Acısını yüreğine gömdü, kendini depremzede çocuklara adadı
* Asrın felaketini ailesiyle yaşayan Özgül Karpuz, eşini ve kızını enkaz altında kaybetti.
* Acısını yüreğine gömen depremzede, vaktinin büyük kısmını ailelerini afette kaybetmiş çocuklarla geçiriyor.
* Gönüllü olarak çalıştığı Adıyaman Gençlik Merkezi’nde, çocukların yüzünü güldürebilmek için çabalıyor…
Depremle tüm hayatı yerle bir oldu. Şimdi kendisiyle aynı acıları yaşayan miniklerin yüzlerini güldürmeye çalışıyor…
Özgül Karpuz, 4 yıl önce Osmaniye’den Adıyaman’a yerleşti. Kahramanmaraş merkezli depremlerde eşi ve kızı enkaz altında kaldı. Onları memleketi Osmaniye’de defnettikten sonra, Adıyaman’a geri döndü.

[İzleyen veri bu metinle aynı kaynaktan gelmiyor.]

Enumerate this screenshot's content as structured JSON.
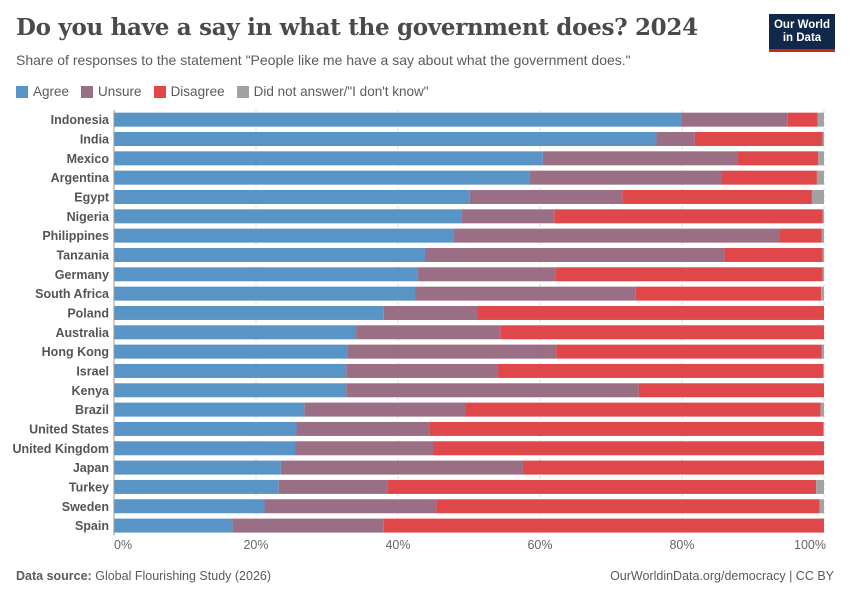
{
  "header": {
    "title": "Do you have a say in what the government does? 2024",
    "subtitle": "Share of responses to the statement \"People like me have a say about what the government does.\"",
    "logo": "Our World in Data"
  },
  "footer": {
    "source_label": "Data source:",
    "source": "Global Flourishing Study (2026)",
    "credit": "OurWorldinData.org/democracy | CC BY"
  },
  "chart_data": {
    "type": "bar",
    "orientation": "horizontal",
    "stacked": true,
    "title": "Do you have a say in what the government does? 2024",
    "xlim": [
      0,
      100
    ],
    "grid": true,
    "legend_position": "top",
    "xticks": [
      "0%",
      "20%",
      "40%",
      "60%",
      "80%",
      "100%"
    ],
    "categories": [
      "Indonesia",
      "India",
      "Mexico",
      "Argentina",
      "Egypt",
      "Nigeria",
      "Philippines",
      "Tanzania",
      "Germany",
      "South Africa",
      "Poland",
      "Australia",
      "Hong Kong",
      "Israel",
      "Kenya",
      "Brazil",
      "United States",
      "United Kingdom",
      "Japan",
      "Turkey",
      "Sweden",
      "Spain"
    ],
    "series": [
      {
        "name": "Agree",
        "color": "#5894c6",
        "values": [
          80.0,
          76.4,
          60.4,
          58.5,
          50.1,
          48.9,
          47.8,
          43.8,
          42.8,
          42.4,
          38.0,
          34.1,
          32.9,
          32.7,
          32.7,
          26.8,
          25.7,
          25.5,
          23.5,
          23.2,
          21.2,
          16.7
        ]
      },
      {
        "name": "Unsure",
        "color": "#9a6e84",
        "values": [
          14.9,
          5.4,
          27.4,
          27.0,
          21.5,
          13.1,
          46.0,
          42.2,
          19.4,
          31.1,
          13.2,
          20.3,
          29.4,
          21.3,
          41.2,
          22.7,
          18.7,
          19.5,
          34.1,
          15.3,
          24.2,
          21.3
        ]
      },
      {
        "name": "Disagree",
        "color": "#e0474b",
        "values": [
          4.2,
          18.0,
          11.4,
          13.5,
          26.7,
          37.8,
          5.9,
          13.8,
          37.6,
          26.1,
          48.8,
          45.6,
          37.4,
          45.9,
          26.1,
          50.0,
          55.5,
          55.0,
          42.4,
          60.4,
          54.0,
          62.0
        ]
      },
      {
        "name": "Did not answer/\"I don't know\"",
        "color": "#a2a2a2",
        "values": [
          0.9,
          0.2,
          0.8,
          1.0,
          1.7,
          0.2,
          0.3,
          0.2,
          0.2,
          0.4,
          0.0,
          0.0,
          0.3,
          0.1,
          0.0,
          0.5,
          0.1,
          0.0,
          0.0,
          1.1,
          0.6,
          0.0
        ]
      }
    ]
  }
}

Kendini ailesini kaybetmiş çocuklara adadı
Acısını yüreğine gömen Özgül Karpuz, kendini depremzede çocuklara adadı. Gençlik Merkezi’nde gönüllü olarak çalışmaya başladı. Tak amacı, ailelerini kaybetmiş çocukların yüzünü güldürebilmek.

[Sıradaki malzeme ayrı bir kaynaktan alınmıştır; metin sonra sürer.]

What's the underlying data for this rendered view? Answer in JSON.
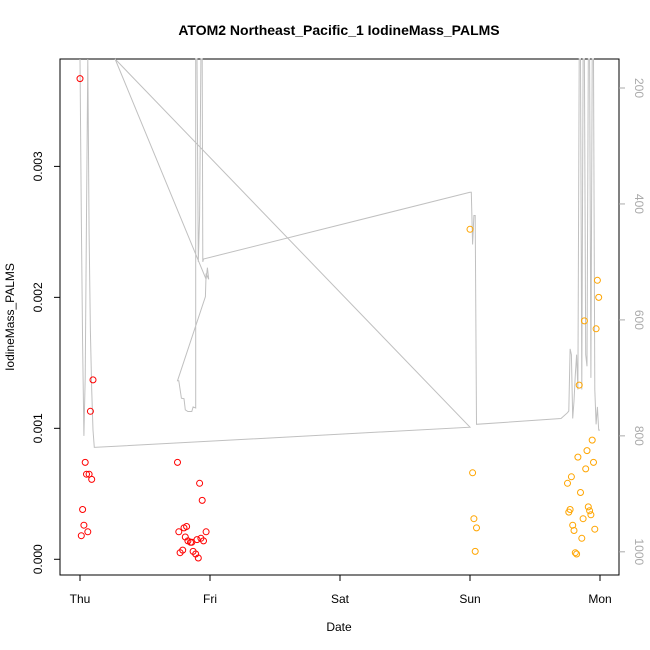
{
  "chart_data": {
    "type": "scatter",
    "title": "ATOM2 Northeast_Pacific_1 IodineMass_PALMS",
    "xlabel": "Date",
    "ylabel": "IodineMass_PALMS",
    "x_tick_labels": [
      "Thu",
      "Fri",
      "Sat",
      "Sun",
      "Mon"
    ],
    "xlim": [
      -0.2,
      4.1
    ],
    "ylim": [
      -0.00012,
      0.00382
    ],
    "y_ticks": [
      0.0,
      0.001,
      0.002,
      0.003
    ],
    "y_tick_labels": [
      "0.000",
      "0.001",
      "0.002",
      "0.003"
    ],
    "right_axis": {
      "label": "",
      "reversed": true,
      "lim": [
        1040,
        150
      ],
      "ticks": [
        200,
        400,
        600,
        800,
        1000
      ],
      "tick_labels": [
        "200",
        "400",
        "600",
        "800",
        "1000"
      ],
      "color": "#aaaaaa"
    },
    "grid": false,
    "series": [
      {
        "color": "#ff0000",
        "marker": "open-circle",
        "points": [
          [
            0.0,
            0.00367
          ],
          [
            0.01,
            0.00018
          ],
          [
            0.02,
            0.00038
          ],
          [
            0.03,
            0.00026
          ],
          [
            0.04,
            0.00074
          ],
          [
            0.05,
            0.00065
          ],
          [
            0.06,
            0.00021
          ],
          [
            0.07,
            0.00065
          ],
          [
            0.08,
            0.00113
          ],
          [
            0.09,
            0.00061
          ],
          [
            0.1,
            0.00137
          ],
          [
            0.75,
            0.00074
          ],
          [
            0.76,
            0.00021
          ],
          [
            0.77,
            5e-05
          ],
          [
            0.79,
            7e-05
          ],
          [
            0.8,
            0.00024
          ],
          [
            0.81,
            0.00017
          ],
          [
            0.82,
            0.00025
          ],
          [
            0.83,
            0.00014
          ],
          [
            0.85,
            0.00013
          ],
          [
            0.86,
            0.00013
          ],
          [
            0.87,
            6e-05
          ],
          [
            0.89,
            4e-05
          ],
          [
            0.9,
            0.00015
          ],
          [
            0.91,
            1e-05
          ],
          [
            0.92,
            0.00058
          ],
          [
            0.93,
            0.00016
          ],
          [
            0.94,
            0.00045
          ],
          [
            0.95,
            0.00014
          ],
          [
            0.97,
            0.00021
          ]
        ]
      },
      {
        "color": "#ffa500",
        "marker": "open-circle",
        "points": [
          [
            3.0,
            0.00252
          ],
          [
            3.02,
            0.00066
          ],
          [
            3.03,
            0.00031
          ],
          [
            3.04,
            6e-05
          ],
          [
            3.05,
            0.00024
          ],
          [
            3.75,
            0.00058
          ],
          [
            3.76,
            0.00036
          ],
          [
            3.77,
            0.00038
          ],
          [
            3.78,
            0.00063
          ],
          [
            3.79,
            0.00026
          ],
          [
            3.8,
            0.00022
          ],
          [
            3.81,
            5e-05
          ],
          [
            3.82,
            4e-05
          ],
          [
            3.83,
            0.00078
          ],
          [
            3.84,
            0.00133
          ],
          [
            3.85,
            0.00051
          ],
          [
            3.86,
            0.00016
          ],
          [
            3.87,
            0.00031
          ],
          [
            3.88,
            0.00182
          ],
          [
            3.89,
            0.00069
          ],
          [
            3.9,
            0.00083
          ],
          [
            3.91,
            0.0004
          ],
          [
            3.92,
            0.00037
          ],
          [
            3.93,
            0.00034
          ],
          [
            3.94,
            0.00091
          ],
          [
            3.95,
            0.00074
          ],
          [
            3.96,
            0.00023
          ],
          [
            3.97,
            0.00176
          ],
          [
            3.98,
            0.00213
          ],
          [
            3.99,
            0.002
          ]
        ]
      }
    ],
    "altitude_series": {
      "color": "#c0c0c0",
      "axis": "right",
      "points": [
        [
          0.0,
          150
        ],
        [
          0.01,
          420
        ],
        [
          0.02,
          640
        ],
        [
          0.03,
          800
        ],
        [
          0.04,
          700
        ],
        [
          0.05,
          420
        ],
        [
          0.06,
          150
        ],
        [
          0.07,
          450
        ],
        [
          0.08,
          620
        ],
        [
          0.09,
          720
        ],
        [
          0.1,
          790
        ],
        [
          0.11,
          820
        ],
        [
          3.0,
          785
        ],
        [
          0.27,
          150
        ],
        [
          0.97,
          530
        ],
        [
          0.98,
          510
        ],
        [
          0.99,
          530
        ],
        [
          0.97,
          520
        ],
        [
          0.965,
          560
        ],
        [
          0.75,
          705
        ],
        [
          0.76,
          705
        ],
        [
          0.77,
          720
        ],
        [
          0.78,
          735
        ],
        [
          0.8,
          736
        ],
        [
          0.81,
          755
        ],
        [
          0.83,
          758
        ],
        [
          0.86,
          758
        ],
        [
          0.87,
          750
        ],
        [
          0.89,
          752
        ],
        [
          0.89,
          150
        ],
        [
          0.9,
          150
        ],
        [
          0.91,
          500
        ],
        [
          0.92,
          420
        ],
        [
          0.93,
          150
        ],
        [
          0.94,
          150
        ],
        [
          0.945,
          500
        ],
        [
          0.95,
          495
        ],
        [
          3.0,
          380
        ],
        [
          3.01,
          380
        ],
        [
          3.02,
          470
        ],
        [
          3.03,
          420
        ],
        [
          3.04,
          420
        ],
        [
          3.05,
          780
        ],
        [
          3.7,
          770
        ],
        [
          3.75,
          760
        ],
        [
          3.76,
          757
        ],
        [
          3.77,
          650
        ],
        [
          3.78,
          660
        ],
        [
          3.79,
          770
        ],
        [
          3.8,
          740
        ],
        [
          3.81,
          695
        ],
        [
          3.82,
          660
        ],
        [
          3.83,
          720
        ],
        [
          3.84,
          150
        ],
        [
          3.85,
          150
        ],
        [
          3.86,
          720
        ],
        [
          3.87,
          150
        ],
        [
          3.88,
          150
        ],
        [
          3.89,
          660
        ],
        [
          3.9,
          680
        ],
        [
          3.91,
          150
        ],
        [
          3.92,
          150
        ],
        [
          3.93,
          700
        ],
        [
          3.94,
          150
        ],
        [
          3.95,
          150
        ],
        [
          3.96,
          720
        ],
        [
          3.97,
          780
        ],
        [
          3.98,
          750
        ],
        [
          3.99,
          790
        ],
        [
          4.0,
          790
        ]
      ]
    }
  }
}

Özgül Karpuz, “Yaklaşık bir ay boyunca memlekette kaldım. Her gün ziyaret ettim. Onlarla konuştum. Çiçekler ektim. Gül çiçeğim derdim. Kır papatyam derdim. O benim kır papatyamdı. Dayanamadım dedim. Atladım geldim buraya” diye konuştu.
“Eğlenmeye çalışıyordu ama çok donuktu”
En iyi oyun arkadaşı ise depremde anne, baba ve ablasını kaybetmiş olan 5 yaşındaki Hira.
Karpuz, Hira’yla tanışmasını anlattı:
“Gençlik merkezimize gelmişti Hira. çok donuk bakıyordu. Biraz eğlenmeye çalışıyordu ama çok donuktu. Öpebilir miyim? Sarılabilir miyim? Ona yaklaşmaya çalıştım. Dokunmaya çalıştım. O izin verdi. Sarıldım. O da bana sarıldı. O minicik elleriyle. Sımsıkı sarıldı bana çok farklı bir duyguydu.“
“Tıpkı benim yavrum gibi dünyanın kiri değmemiş”
Özgül Karpuz, çadır kent ve köyleri de geziyor. Çocuklar için düzenlenen etkinliklere katılıyor.
“O kadar güzel bakıyorlar ki, o kadar içten, o kadar sıcak, o kadar samimi, tertemiz. Dünyanın kiri değmemiş onlara. Tıpkı benim yavrum gibi dünyanın kiri değmemiş de ona da. Sarılabilir miyim diye izin istiyorum tabii ki. Öpmek için izin istiyorum. Onlar izin verirlerse öpüyorum.”